State Policy Information

State Sex Education Policies and Requirements at a Glance

Wyoming schools are not required to teach sex education. Instead, school districts are left to decide what type of sex education–if any at all–they provide to youth.

  • Sexuality is an included topic in the state’s mandated Health Education Content and Performance Standards. 
  • Wyoming has no standard regarding instruction on abstinence. 
  • Curriculum is not required to include instruction on sexual orientation, gender identity, consent. 
  • Wyoming has no standard regarding the ability of parents and guardians to remove their children from sex education instruction. 
  • Wyoming has no regulation on medically accurate sex education instruction. 

State Law

Wyoming statute § 21-9-101 requires each school district within the state to provide education in accordance with uniform standards and rules and regulations promulgated by the state board. On November 14, 2016, through authority granted in Wyoming Statute §21-2-304, the Wyoming Content and Performance Standards became an effective rule, which includes the health standards required for graduation.

State Profiles provided by SIECUS: Sex Ed for Social Change. For more information regarding your state’s sex ed policy, visit

Health Standards

State Standards

In the Wyoming Health Education Content and Performance Standards, “sexuality” is defined as “the sum of the physical, functional, and psychological attributes that are expressed by one's gender identity and sexual behavior; [and] includes accurate, factual, and developmentally appropriate information on sexuality, pregnancy prevention, and sexually transmitted infections [STIs] such as human immunodeficiency virus (HIV) infection and acquired immunodeficiency syndrome (AIDS).” References to sex education exist throughout benchmark standards, but there is no specific curricula indicated. 

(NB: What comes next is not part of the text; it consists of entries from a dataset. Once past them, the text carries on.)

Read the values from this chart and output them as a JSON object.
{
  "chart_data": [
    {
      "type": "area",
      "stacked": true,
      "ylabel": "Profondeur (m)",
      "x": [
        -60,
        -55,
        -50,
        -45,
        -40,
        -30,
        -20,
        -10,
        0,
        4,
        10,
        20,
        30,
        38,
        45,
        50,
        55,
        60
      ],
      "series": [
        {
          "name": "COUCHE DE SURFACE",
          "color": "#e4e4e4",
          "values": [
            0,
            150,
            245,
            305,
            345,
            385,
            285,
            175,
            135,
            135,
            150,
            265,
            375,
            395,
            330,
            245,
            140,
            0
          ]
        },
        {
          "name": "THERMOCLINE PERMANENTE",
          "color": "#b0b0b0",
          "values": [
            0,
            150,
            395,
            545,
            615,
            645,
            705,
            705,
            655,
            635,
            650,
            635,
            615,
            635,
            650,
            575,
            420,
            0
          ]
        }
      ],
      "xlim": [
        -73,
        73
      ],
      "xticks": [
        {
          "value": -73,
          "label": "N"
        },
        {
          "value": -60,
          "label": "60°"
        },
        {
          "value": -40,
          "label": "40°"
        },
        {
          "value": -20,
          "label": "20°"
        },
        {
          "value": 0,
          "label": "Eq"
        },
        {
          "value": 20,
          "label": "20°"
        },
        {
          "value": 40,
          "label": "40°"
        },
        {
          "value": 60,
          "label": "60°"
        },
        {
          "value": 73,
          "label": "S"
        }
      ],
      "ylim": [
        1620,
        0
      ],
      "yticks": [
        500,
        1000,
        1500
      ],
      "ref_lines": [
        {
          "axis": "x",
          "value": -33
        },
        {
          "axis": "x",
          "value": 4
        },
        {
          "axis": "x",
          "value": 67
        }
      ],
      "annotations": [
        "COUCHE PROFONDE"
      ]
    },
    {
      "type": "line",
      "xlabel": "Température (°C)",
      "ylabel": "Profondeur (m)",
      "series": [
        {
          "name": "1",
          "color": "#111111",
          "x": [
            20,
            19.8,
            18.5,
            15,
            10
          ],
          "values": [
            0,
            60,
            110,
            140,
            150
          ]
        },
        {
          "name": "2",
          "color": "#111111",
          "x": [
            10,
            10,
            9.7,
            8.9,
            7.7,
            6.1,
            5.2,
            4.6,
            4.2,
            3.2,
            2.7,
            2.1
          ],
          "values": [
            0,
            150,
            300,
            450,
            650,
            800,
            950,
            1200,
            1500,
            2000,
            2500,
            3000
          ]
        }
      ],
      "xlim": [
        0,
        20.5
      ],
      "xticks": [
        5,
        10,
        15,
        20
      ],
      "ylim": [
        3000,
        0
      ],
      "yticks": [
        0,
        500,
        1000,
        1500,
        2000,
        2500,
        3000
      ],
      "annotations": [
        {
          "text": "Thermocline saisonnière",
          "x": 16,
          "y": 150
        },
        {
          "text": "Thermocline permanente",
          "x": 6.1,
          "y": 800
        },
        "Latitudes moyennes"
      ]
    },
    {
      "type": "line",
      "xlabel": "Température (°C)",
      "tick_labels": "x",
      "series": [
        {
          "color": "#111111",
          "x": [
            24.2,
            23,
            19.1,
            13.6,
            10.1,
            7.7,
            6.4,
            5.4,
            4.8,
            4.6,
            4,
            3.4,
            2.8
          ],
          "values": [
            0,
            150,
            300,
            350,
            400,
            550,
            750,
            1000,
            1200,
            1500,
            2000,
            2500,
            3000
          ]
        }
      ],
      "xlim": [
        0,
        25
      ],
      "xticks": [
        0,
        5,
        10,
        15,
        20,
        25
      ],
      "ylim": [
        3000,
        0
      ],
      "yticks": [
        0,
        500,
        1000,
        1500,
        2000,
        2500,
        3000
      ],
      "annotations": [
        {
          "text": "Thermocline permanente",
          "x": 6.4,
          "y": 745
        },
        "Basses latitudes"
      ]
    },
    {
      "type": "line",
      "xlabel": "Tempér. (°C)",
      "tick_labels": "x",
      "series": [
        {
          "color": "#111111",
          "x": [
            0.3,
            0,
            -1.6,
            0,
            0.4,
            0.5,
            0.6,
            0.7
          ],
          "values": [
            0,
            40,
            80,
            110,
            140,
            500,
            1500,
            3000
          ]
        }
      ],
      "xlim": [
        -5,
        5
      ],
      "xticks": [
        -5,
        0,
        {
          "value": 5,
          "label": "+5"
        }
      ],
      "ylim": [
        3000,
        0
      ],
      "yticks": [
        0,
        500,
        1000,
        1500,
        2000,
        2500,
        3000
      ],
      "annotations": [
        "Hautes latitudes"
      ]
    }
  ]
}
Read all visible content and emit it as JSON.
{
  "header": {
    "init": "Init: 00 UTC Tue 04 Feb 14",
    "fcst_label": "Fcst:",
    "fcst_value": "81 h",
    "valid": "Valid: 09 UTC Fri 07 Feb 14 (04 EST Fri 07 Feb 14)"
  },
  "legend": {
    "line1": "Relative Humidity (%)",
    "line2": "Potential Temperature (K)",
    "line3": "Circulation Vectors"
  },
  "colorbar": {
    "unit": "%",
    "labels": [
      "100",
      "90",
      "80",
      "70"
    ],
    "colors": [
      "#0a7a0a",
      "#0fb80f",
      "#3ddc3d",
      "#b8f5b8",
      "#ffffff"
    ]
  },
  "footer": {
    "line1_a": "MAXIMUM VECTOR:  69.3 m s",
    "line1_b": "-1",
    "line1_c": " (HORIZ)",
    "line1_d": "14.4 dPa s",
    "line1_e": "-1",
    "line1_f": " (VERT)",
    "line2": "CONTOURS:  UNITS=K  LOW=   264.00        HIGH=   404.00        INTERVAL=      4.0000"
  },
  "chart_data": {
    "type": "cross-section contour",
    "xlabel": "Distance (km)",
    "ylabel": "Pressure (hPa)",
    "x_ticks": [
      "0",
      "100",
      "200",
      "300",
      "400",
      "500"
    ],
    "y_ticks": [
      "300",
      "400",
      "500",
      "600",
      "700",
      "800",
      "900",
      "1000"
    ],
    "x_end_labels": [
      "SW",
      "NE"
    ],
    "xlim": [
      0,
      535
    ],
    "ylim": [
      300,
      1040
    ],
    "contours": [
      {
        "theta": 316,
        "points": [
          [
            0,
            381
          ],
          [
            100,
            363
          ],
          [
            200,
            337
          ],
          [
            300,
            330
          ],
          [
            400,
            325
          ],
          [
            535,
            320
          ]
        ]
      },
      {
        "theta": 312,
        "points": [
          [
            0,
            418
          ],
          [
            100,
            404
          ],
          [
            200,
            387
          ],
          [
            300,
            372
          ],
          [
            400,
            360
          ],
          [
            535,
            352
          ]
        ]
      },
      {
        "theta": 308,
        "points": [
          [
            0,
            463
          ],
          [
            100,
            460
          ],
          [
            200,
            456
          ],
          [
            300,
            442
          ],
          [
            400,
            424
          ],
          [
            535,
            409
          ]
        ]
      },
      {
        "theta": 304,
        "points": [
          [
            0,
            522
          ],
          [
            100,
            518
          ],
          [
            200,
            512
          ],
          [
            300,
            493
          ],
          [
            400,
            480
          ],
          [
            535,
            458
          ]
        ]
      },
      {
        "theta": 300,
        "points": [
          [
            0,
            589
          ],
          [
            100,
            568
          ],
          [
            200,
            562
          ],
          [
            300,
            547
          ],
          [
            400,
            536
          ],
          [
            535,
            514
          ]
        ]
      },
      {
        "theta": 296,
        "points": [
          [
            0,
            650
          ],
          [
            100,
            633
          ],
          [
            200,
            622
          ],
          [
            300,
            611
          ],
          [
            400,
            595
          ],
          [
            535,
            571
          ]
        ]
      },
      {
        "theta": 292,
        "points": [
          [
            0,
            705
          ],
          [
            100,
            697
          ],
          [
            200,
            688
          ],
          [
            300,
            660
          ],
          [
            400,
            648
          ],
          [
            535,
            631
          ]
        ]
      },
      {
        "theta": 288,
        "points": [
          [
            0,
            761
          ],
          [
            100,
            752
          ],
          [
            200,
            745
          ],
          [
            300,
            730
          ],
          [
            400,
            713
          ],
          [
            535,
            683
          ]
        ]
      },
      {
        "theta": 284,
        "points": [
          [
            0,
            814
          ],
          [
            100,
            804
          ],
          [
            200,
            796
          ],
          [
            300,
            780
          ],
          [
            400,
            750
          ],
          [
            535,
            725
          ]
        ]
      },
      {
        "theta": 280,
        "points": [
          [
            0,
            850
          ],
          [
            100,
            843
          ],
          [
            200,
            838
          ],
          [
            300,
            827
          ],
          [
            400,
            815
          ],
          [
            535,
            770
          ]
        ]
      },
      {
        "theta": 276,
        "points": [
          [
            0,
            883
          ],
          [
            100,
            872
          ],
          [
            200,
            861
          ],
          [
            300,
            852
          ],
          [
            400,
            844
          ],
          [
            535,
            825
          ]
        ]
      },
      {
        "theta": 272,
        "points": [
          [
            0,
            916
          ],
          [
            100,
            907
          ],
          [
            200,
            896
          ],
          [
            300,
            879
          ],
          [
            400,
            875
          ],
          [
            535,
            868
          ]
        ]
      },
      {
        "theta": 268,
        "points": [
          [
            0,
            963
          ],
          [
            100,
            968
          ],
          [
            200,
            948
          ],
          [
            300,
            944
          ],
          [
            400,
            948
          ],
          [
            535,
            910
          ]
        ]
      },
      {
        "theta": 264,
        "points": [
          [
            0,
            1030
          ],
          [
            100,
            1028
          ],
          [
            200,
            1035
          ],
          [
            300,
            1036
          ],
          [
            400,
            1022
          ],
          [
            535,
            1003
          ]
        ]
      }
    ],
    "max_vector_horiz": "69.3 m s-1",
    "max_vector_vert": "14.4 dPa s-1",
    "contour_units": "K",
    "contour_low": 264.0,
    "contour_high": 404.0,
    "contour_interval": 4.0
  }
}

The state does not recommend a specific curriculum. School districts are encouraged to “organize a health advisory council” composed of educators, administrators, parents, students, medical professionals, representatives from minority groups, and other community members to “develop policies and approve curriculum and other materials for school health education, including K–12 HIV prevention education.” Educators are encouraged to have their students participate in extracurricular HIV/AIDS awareness activities and are cautioned that “[a] single film, lecture, or school assembly is not sufficient to assure that students develop the complex understanding and skills needed to avoid HIV infection.” In addition, schools should provide counseling and information about HIV-related community services.